E la Biaggi, andrebbe notato, non veniva da una storia vicina alla sinistra, quanto piuttosto prossima all’establishment, con le venature di conservatorismo sociale tipiche della comunità italoamericana. Di recente era stata nello staff della campagna di Hillary Clinton, diventando anche vicedirettrice delle operazioni nazionali (in un profilo, spiega che le sue mansioni e responsabilità erano “praticamente qualunque cosa”). Poi, dopo l’amarissima sconfitta del 2016 – “una macchia scura”, come la ricorda lei – non si era data per vinta, organizzando e mettendosi in contatto con network di attivisti progressisti. Cita l’importanza che un verso del poeta persiano Rumi ha avuto sulla sua formazione personale e politica: “La ferita è il luogo da cui entra la luce”.
In ogni caso oggi, nel 2018, l’importante per lei era riprendere il controllo di un distretto – il trentaquattresimo – tipicamente suburbano, vicino a Manhattan e al Bronx ma non pienamente integrato con la città. Quella zona di confine dove negli anni ’80 i repubblicani riuscivano a vincere giocando sulle paure degli ex immigrati, ormai pienamente parte della comunità: paure che riguardavano i nuovi arrivi, come i portoricani (la comunità di cui facevano parte i genitori della Ocasio-Cortez). La miniserie del 2015 Show Me a Hero ha mostrato in modo efficace quali fossero le tensioni che attraversavano queste aree urbane a quei tempi.
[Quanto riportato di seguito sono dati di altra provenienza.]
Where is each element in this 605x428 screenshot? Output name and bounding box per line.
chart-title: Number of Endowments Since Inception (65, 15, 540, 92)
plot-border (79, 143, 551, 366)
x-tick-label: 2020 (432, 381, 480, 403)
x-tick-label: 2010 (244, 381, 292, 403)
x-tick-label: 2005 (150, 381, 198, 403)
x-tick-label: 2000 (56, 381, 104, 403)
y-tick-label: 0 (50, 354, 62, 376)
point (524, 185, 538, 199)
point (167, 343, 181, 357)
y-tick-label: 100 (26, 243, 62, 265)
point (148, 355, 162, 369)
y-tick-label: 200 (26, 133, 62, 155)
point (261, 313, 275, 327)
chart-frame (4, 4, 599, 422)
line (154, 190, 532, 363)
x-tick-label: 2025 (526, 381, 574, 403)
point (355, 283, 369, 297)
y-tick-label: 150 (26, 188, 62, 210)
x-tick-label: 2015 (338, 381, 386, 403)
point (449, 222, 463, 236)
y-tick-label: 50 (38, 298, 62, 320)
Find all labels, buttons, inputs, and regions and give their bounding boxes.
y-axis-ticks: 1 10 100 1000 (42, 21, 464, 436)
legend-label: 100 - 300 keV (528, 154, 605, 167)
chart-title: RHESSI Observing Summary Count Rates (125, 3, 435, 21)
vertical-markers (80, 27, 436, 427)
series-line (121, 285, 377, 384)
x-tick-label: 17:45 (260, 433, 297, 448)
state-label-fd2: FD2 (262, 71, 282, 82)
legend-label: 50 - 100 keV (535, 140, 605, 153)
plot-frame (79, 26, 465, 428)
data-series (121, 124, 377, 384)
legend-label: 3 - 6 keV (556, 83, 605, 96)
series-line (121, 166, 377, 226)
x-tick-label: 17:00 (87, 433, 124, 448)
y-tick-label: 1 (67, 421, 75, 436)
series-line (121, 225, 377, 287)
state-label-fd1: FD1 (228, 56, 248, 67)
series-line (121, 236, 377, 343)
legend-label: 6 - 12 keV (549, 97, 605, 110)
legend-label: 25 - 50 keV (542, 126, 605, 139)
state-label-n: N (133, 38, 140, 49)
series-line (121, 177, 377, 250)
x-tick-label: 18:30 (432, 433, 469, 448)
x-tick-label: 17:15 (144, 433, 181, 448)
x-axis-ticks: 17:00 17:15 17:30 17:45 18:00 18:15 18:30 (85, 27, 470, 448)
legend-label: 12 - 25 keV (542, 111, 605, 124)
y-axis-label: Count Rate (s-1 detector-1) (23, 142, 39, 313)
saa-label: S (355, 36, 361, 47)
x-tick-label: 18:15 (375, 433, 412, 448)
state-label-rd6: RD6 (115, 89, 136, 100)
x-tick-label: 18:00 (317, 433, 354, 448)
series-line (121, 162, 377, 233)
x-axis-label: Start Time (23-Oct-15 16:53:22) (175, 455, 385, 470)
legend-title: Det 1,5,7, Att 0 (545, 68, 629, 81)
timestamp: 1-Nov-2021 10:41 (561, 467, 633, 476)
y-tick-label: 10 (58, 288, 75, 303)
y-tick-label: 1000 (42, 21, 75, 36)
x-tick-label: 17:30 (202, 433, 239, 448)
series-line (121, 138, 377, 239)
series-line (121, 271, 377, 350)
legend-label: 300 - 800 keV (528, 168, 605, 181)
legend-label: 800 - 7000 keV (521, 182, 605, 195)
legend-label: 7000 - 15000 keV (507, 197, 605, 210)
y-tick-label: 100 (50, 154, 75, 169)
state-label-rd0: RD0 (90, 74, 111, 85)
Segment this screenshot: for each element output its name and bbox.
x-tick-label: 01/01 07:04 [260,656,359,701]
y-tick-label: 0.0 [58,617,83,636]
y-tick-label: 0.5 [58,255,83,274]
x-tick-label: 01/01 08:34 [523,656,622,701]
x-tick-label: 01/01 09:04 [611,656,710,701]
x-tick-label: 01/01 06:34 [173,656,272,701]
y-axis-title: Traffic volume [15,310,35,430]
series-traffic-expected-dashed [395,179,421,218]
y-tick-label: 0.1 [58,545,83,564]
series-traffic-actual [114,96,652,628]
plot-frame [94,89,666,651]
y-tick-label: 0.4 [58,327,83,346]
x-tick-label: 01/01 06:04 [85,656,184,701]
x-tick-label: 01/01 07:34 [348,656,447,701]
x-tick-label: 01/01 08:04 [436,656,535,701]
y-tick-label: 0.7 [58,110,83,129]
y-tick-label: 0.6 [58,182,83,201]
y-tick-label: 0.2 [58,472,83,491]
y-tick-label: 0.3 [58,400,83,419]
Oggi le cose sono cambiate, almeno in quest’area, ma la Biaggi ha ottenuto il sostegno di una vasta coalizione di minoranze, stufe del sostegno di Klein ai repubblicani: a poco sono serviti i 2 milioni di dollari raccolti dal senatore (con l’aiuto dei suoi avversari). Così Alessandra Biaggi, nipote di un ex deputato e bisnipote di due immigrati piacentini, sposterà quasi sicuramente il Senato di New York a sinistra. Forse non arriverà dove è arrivato il nonno (e dove quasi sicuramente arriverà la Ocasio-Cortez). Ma di sicuro la sua vittoria si inserisce in un momentum favorevole alle forze di sinistra americane, che si dimostrano capaci di vincere non solo nei centri urbani delle èlite “globaliste” ma anche in quei sobborghi impoveriti dove a far breccia, prima che il socialismo, è un messaggio di speranza.